Oil prices have climbed to a two-month high, sparking fresh warnings from Washington as US grades traded close to $30 a barrel. Prices for the European benchmark Brent were just below $29 a barrel in mid-May as the June contract expired. The latest spurt was underpinned by remarks from OPEC ministers, confirming their view that no action was yet required to raise output, and neutral data on the level of US crude stocks.
On 17 May US Energy Secretary Bill Richardson said that he was concerned about current price levels: ‘We are nervous about the spikes, about oil at $30 a barrel, after some initial price stability.’ While he welcomed the relative price stability since the spring, Richardson said that OPEC should not make up its mind about production rates until a week before its 21 June meeting.

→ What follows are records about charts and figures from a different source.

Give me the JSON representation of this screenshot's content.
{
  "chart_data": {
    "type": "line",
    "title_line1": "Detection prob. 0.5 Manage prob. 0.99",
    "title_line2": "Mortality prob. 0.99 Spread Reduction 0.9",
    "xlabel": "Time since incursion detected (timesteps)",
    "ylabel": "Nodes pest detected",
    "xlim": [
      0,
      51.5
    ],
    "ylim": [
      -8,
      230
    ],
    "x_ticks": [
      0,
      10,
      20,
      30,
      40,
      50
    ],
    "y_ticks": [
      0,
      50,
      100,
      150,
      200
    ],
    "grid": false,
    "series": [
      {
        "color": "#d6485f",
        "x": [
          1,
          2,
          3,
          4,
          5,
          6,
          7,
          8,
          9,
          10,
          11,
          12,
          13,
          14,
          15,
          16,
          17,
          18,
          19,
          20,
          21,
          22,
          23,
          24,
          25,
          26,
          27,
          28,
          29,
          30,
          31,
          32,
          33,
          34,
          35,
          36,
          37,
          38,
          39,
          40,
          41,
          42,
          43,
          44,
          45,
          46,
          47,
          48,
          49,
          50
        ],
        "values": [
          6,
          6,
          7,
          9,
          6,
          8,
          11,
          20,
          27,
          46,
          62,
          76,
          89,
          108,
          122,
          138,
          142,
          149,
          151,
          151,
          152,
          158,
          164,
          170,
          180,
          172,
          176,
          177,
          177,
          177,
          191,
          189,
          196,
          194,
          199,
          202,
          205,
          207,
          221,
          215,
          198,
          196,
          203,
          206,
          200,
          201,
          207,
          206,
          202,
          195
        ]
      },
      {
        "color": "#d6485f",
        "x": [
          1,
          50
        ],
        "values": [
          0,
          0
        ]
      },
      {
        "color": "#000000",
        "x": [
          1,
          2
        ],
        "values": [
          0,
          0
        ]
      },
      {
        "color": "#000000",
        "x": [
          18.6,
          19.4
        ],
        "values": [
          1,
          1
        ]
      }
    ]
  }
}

For the time being, OPEC ministers continue to hold firm. On 16 May Saudi Arabia’s Petroleum & Mineral Resources Minister Ali Naimi said there was no need for additional OPEC oil. ‘But one always looks at the issue seriously and objectively. However, at the present time we do not see any justification to think about raising production at the next June meeting,’ he told reporters in Riyadh. His remarks were echoed by Kuwaiti Oil Minister Sheikh Saud Nasser al-Sabah who said any judgement was premature and current prices were fair.
Despite the latest upward surge, oil prices averaged $24.69 a barrel in the 20 days to 15 May, which is in the middle of the $22-28 price band agreed as a target range. OPEC is pledged to act only if prices breach this range for more than 20 days.